Pierre Wazem establishes that Igor, Matt and Serge, although of differing temperaments, are three people who’re comfortable with each other, who can disagree without it ruining their evening. There’s a cynicism about all of them to some degree, and they prod each other, knowing the buttons to push ensuring a response, yet those responses can be surprising and thought-provoking. “What is it that grabs you about photography?”, Matt is asked at one point. After consideration he replies “Capturing fleeting moments to highlight the approach of death”. He’s the most idealistic and reflective of the three, while physicist Serge only has a belief in empirical evidence yet falls in love easily. Igor is a career nurse, but smokes, and has a secret he’s been keeping from Serge.
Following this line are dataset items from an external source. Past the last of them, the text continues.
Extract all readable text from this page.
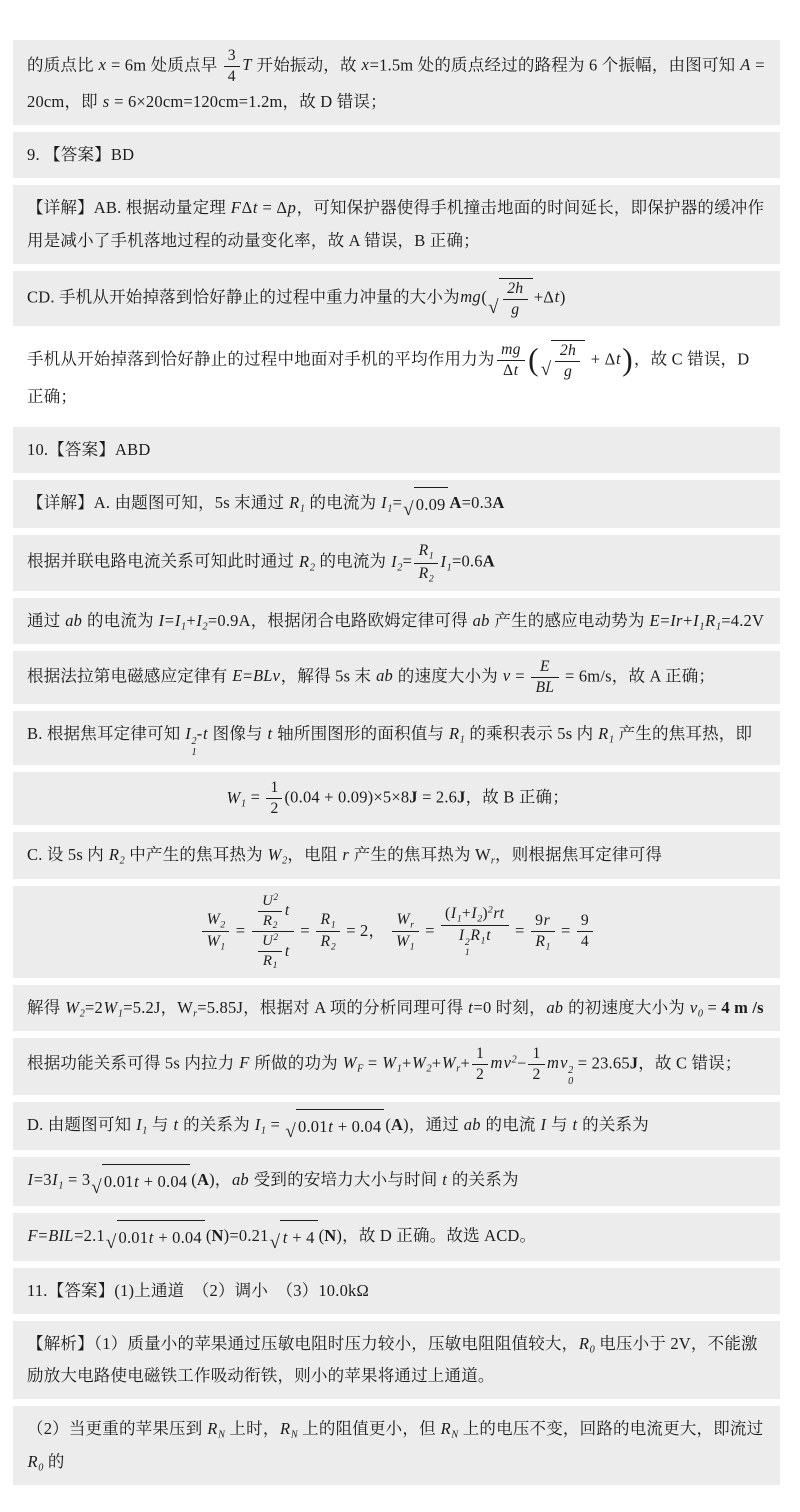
的质点比 x = 6m 处质点早 $\frac{3}{4}$ T 开始振动，故 x=1.5m 处的质点经过的路程为 6 个振幅，由图可知 A = 20cm，即 s = 6×20cm=120cm=1.2m，故 D 错误；
9. 【答案】BD
【详解】AB. 根据动量定理 FΔt = Δp，可知保护器使得手机撞击地面的时间延长，即保护器的缓冲作用是减小了手机落地过程的动量变化率，故 A 错误，B 正确；
CD. 手机从开始掉落到恰好静止的过程中重力冲量的大小为mg(
√ $\frac{2h}{g} +\Delta t$)
手机从开始掉落到恰好静止的过程中地面对手机的平均作用力为 $\frac{mg}{\Delta t}$ ( √ $\frac{2h}{g} + \Delta t$)，故 C 错误，D 正确；
10.【答案】ABD
【详解】A. 由题图可知，5s 末通过 $R_1$ 的电流为 $I_1=$ √ 0.09 A=0.3A
根据并联电路电流关系可知此时通过 $R_2$ 的电流为 $I_2= \frac{R_1}{R_2} I_1=0.6A$
通过 ab 的电流为 $I=I_1+I_2=0.9A$，根据闭合电路欧姆定律可得 ab 产生的感应电动势为 $E=Ir+I_1R_1=4.2V$
根据法拉第电磁感应定律有 E=BLv，解得 5s 末 ab 的速度大小为 $v = \frac{E}{BL} = 6m/s$，故 A 正确；
B. 根据焦耳定律可知 I 2
1
-t 图像与 t 轴所围图形的面积值与 $R_1$ 的乘积表示 5s 内 $R_1$ 产生的焦耳热，即
$W_1 = \frac{1}{2} (0.04 + 0.09)\times 5\times 8J = 2.6J$，故 B 正确；
C. 设 5s 内 $R_2$ 中产生的焦耳热为 $W_2$，电阻 r 产生的焦耳热为 $W_r$，则根据焦耳定律可得
$\frac{W_2}{W_1} = \frac{\frac{U^2}{R_2} t}{\frac{U^2}{R_1} t} = \frac{R_1}{R_2} = 2$， $\frac{W_r}{W_1} = (I_1+I_2)^2rt$
I 2
1
$R_1t = \frac{9r}{R_1} = \frac{9}{4}$
解得 $W_2=2W_1=5.2J$，$W_r=5.85J$，根据对 A 项的分析同理可得 t=0 时刻，ab 的初速度大小为 $v_0 = 4$ m /s
根据功能关系可得 5s 内拉力 F 所做的功为 $W_F = W_1+W_2+W_r+ \frac{1}{2} mv^2- \frac{1}{2}$ mv 2
0
= 23.65J，故 C 错误；
D. 由题图可知 $I_1$ 与 t 的关系为 $I_1$ = √ 0.01t + 0.04 (A)，通过 ab 的电流 I 与 t 的关系为
$I=3I_1 = 3$ √ 0.01t + 0.04 (A)，ab 受到的安培力大小与时间 t 的关系为
F=BIL=2.1 √ 0.01t + 0.04 (N)=0.21 √ t + 4 (N)，故 D 正确。故选 ACD。
11.【答案】(1)上通道　（2）调小　（3）10.0kΩ
【解析】（1）质量小的苹果通过压敏电阻时压力较小，压敏电阻阻值较大，$R_0$ 电压小于 2V，不能激励放大电路使电磁铁工作吸动衔铁，则小的苹果将通过上通道。
（2）当更重的苹果压到 $R_N$ 上时，$R_N$ 上的阻值更小，但 $R_N$ 上的电压不变，回路的电流更大，即流过 $R_0$ 的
Wazem’s well considered dialogue is incisive and revealing,
A bantering relationship is established not just by conversation, but by Tom Tirabosco’s intuitive cartooning. His individual designs for the trio of protagonists are adaptable to all visual angles, and their personalities transcend the greyness of the charcoal style grey wash used to portray them. He also thoroughly embeds the cast in their lonely environment, Wazem weighing passing individual concerns against the permanence of the landscape. It’s isolated and beautifully realised.
The Retreat is a clever piece of writing. While ostensibly very little happens, an intimate knowledge of the cast has been supplied by the end, and Wazem’s not above playing a trick on the readers as he shifts the story back and forth between present and past. He also seeds doubts. On one level Matt’s dialogue can be taken at face value, merely coincidental considering his fate, yet enough reasonable doubt exists that he’s dropping small hints and has invited his friends to a wake. Coping with loss is considered in a refined manner that will surely affect any reader who’s recently experienced a loss themselves. Was it Wazem’s method of coping with loss? An exorcism and a eulogy? It’ll surely be confirmed or denied somewhere online (possibly in French, though). Either way he and Tirabosco have created a sensitive piece of work that’s a simple, heartfelt and memorable character study.